Indianapolis — The search for workers continues in the U.S. plastics market, with employers getting creative to find them.
"Finding employees is our largest challenge," Kenton Williams said Oct. 3 at the 2019 MAPP Benchmarking & Best Practices Conference in Indianapolis. Williams is general manager of Royer Corp., a maker of plastic promotional items such as swizzle sticks and stirrers in Madison, Ind.
Indiana's low unemployment rate made it hard for Royer to find employees. For answers, it turned to an unlikely partner: its county department of corrections.
Since the late 2000s, Royer has hired more than 400 workers who were detained at a nearby correctional facility. The firm has hired 73 prisoners in the last 25 months alone. Prisoners now make up 25 percent of Royer's 85 direct labor employees.
The prisoners are paid through a work release program, although the government takes some of their earnings. Most of the prisoners who work for Royer stay from six months to a year.
Williams said during the event sponsored by the Indianapolis-based Manufacturers Association for Plastics Processors that the workers Royer sources from the correctional facility "are reliable and hardworking." He said they've had very few problems with prisoner employees.

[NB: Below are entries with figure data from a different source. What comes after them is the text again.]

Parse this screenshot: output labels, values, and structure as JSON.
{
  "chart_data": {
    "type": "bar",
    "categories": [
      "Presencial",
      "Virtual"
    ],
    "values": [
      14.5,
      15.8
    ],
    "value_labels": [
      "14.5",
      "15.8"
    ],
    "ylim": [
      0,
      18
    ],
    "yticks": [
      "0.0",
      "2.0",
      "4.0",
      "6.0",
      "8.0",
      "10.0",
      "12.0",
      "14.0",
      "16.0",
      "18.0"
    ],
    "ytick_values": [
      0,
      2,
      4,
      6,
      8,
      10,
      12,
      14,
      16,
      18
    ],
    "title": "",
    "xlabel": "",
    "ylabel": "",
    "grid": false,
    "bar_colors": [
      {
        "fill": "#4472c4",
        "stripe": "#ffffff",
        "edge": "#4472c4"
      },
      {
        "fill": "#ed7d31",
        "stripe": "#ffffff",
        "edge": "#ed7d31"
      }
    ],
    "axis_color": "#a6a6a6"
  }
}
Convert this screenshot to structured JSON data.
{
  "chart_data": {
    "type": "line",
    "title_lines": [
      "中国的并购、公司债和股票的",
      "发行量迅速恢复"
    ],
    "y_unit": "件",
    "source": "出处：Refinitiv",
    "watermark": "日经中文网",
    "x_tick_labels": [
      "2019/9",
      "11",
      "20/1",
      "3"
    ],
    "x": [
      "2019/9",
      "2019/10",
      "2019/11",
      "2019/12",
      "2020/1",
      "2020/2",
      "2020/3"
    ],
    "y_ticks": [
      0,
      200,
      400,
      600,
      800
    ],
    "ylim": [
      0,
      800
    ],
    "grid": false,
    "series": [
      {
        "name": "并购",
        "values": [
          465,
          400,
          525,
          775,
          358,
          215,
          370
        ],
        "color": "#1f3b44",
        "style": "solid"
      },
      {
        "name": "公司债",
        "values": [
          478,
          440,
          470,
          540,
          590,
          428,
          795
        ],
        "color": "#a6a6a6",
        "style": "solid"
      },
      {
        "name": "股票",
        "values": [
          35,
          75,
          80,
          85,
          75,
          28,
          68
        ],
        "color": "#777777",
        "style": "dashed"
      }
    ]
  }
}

Workers sourced through the program are serving time for a range of offenses, including DUI and drug dealing. Before being hired, they're interviewed, trained and given a drug test. They're also shadowed after starting on the job.
Some of the workers have remained with Royer after their sentences are completed. One former prisoner now is a member of the firm's sales team, while one works in customer service and another works in quality control.
Prisoner workers are transported to and from Royer by the corrections department. They work all three shifts at the plant and also can work overtime and weekends.
The prisoner workers "have been a godsend for our company," Williams said. "These are people who've made mistakes, but we all make mistakes."
James Brown is seeing similar employee shortages at Augustine Plastics Inc., a custom injection molder in Somerset, Pa. Brown is president and CEO of the 78-employee firm, which makes parts for the aerospace, defense and health care industries.